Alpha-Humulene: Often found together with caryophyllene, this terpene is a main component of the essential oil found in hops. Familiar in Chinese medicine as a treatment for inflammation, humulene is also considered anti-tumor, antibacterial, and good for suppressing appetite.

Caryophyllene Oxide: an oxidized form of caryophllene, this terpene is anti-fungal and can act as a vasodilator to counteract reduced blood flow. 

Alpha-Cedrine: Named for cedar, this terpene has traditionally been used as an anti-bacterial, anti-fungal, antiseptic, astringent, and diuretic.

Linalool: Found in lavender, coriander, and other plants known for their calming effects, linalool’s benefits include anti-anxiety, antidepressant, sedative, anti-inflammatory, anti-epileptic, analgesic, and immune system boosting. Research has indicated value in treating Alzheimer’s disease.

Borneol: Found in many traditional Chinese herbal formulas, borneol-rich herbs are used to improve digestion, tone the heart and improve circulation, treat bronchitis, coughs and colds, and reduce swelling. Also promotes relaxation.

Alpha-Bisbolol: Produced by chamomile flowers as well as cannabis, this terpene appears to have benefits as an anti-inflammatory, anti-irritant, antioxidant, anti-microbial, and analgesic.

Guiol: Known to be antimicrobial and anti-inflammatory, guiol is actually an alcohol and not an oil.  Found in cypress pine and other plants, it has traditionally been used for a wide range of ailments that express as infection and inflammation.

Alpha-Terpineol: Prominent in pine oil, this is a monoterpene alcohol with a distinctive piney fragrance and citrus-like flavor. It is well established as an antiseptic, antioxidant and anti-inflammatory.

Trans-Nerolidol: Also found in ginger and citronella, this terpene is valued for its relaxant, anti-fungal and anti-malarial effects.

Terpinolene: Close to apha-terpineol in its flavor and fragrance, terpinolene is antioxidant, antibacterial, antifungal, and calming. It has been found to be effective in reducing anxiety and aiding sleep, and at least one study has found it to inhibit proliferation of several kinds of cancer cells.

Ocimene Peak 2: In general, ocimene is considered antiviral, antifungal, antiseptic, decongestant, and antibacterial.
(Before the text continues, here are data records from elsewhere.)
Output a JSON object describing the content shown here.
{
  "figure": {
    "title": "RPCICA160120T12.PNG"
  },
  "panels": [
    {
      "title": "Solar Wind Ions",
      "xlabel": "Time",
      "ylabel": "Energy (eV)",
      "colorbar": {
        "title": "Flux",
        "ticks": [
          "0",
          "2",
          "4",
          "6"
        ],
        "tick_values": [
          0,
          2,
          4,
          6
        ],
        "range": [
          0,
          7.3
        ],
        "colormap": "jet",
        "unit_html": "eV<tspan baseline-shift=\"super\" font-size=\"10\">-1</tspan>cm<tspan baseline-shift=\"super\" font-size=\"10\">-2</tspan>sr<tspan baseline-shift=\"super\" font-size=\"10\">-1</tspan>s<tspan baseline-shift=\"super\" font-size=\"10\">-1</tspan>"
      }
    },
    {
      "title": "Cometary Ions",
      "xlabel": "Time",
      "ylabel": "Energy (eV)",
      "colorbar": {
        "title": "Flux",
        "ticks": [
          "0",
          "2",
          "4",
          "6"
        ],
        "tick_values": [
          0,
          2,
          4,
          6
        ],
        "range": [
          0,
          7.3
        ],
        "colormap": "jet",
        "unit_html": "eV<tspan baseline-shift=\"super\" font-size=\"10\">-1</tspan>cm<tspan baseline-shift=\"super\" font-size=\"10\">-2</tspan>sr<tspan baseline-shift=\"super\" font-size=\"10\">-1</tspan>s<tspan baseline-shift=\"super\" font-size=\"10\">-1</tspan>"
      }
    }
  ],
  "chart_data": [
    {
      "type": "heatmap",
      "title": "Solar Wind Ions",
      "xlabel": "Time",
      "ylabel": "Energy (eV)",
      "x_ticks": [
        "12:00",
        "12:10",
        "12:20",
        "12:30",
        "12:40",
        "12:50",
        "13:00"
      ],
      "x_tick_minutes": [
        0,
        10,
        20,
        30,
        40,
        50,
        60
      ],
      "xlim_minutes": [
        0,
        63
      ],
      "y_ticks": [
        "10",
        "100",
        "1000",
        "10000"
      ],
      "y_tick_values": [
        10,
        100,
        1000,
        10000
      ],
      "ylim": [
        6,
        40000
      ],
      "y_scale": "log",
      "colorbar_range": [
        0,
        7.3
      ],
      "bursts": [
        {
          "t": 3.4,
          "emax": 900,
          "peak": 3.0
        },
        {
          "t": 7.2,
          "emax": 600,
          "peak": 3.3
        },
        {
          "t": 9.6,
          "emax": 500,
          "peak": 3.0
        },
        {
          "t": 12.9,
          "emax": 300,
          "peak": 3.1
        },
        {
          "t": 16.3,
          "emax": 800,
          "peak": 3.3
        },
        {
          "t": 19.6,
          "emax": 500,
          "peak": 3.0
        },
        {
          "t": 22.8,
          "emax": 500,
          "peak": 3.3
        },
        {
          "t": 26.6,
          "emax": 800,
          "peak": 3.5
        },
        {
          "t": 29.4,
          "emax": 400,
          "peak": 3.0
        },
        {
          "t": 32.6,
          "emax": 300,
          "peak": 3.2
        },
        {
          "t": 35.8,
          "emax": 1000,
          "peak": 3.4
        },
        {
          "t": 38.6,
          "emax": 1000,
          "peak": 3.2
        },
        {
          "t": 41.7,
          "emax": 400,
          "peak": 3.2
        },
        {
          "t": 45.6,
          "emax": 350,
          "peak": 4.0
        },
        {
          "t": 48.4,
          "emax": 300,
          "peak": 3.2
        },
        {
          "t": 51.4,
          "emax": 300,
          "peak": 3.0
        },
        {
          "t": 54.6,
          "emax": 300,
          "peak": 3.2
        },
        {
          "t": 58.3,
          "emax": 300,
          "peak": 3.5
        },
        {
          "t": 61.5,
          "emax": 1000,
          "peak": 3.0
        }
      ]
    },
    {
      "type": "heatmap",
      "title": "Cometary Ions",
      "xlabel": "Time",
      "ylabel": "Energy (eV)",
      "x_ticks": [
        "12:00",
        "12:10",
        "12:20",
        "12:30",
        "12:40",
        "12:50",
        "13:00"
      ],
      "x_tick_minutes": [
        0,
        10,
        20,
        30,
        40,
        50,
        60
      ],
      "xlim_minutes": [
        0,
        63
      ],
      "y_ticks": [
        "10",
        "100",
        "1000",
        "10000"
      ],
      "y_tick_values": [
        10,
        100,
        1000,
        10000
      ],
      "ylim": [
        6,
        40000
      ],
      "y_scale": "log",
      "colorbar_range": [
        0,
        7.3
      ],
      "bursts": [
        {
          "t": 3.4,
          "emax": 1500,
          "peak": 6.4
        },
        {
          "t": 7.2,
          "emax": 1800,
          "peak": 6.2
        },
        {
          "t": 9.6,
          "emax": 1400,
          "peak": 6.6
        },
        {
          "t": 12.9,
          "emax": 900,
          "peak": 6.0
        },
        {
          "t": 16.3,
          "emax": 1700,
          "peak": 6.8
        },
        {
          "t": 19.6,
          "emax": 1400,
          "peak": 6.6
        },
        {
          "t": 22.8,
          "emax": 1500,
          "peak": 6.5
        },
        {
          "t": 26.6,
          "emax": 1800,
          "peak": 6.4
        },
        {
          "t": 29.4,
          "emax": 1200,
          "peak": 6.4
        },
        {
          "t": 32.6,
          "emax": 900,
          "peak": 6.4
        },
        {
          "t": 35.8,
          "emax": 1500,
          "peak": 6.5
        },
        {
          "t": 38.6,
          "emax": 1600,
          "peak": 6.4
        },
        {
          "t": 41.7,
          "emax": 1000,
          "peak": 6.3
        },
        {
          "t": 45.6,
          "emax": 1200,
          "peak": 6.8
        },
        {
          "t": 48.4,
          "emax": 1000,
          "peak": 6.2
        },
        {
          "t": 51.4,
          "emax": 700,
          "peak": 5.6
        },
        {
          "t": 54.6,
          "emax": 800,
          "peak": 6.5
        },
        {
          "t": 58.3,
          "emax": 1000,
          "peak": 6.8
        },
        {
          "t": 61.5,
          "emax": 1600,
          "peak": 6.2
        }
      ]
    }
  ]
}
It is also found in a wide variety of plants, including mango, basil, pepper, parsley and mint- as well as cannabis.

Beta-Myrcene: The last of the terpenes to register as a major player in Soul Mountain tinctures is, ironically, the most common terpene found in cannabis. Known for its sedative and relaxant qualities, myrcene is a potent analgesic, anti-inflammatory, antibiotic, and antimutagenic. Research suggests it may be helpful in preventing peptic ulcer disease as well as cancer, and it is considered ideal for the treatment of insomnia and pain. Myrcene is found in mangoes, hops, bay leaves, thyme, lemongrass and basil, as well as cannabis.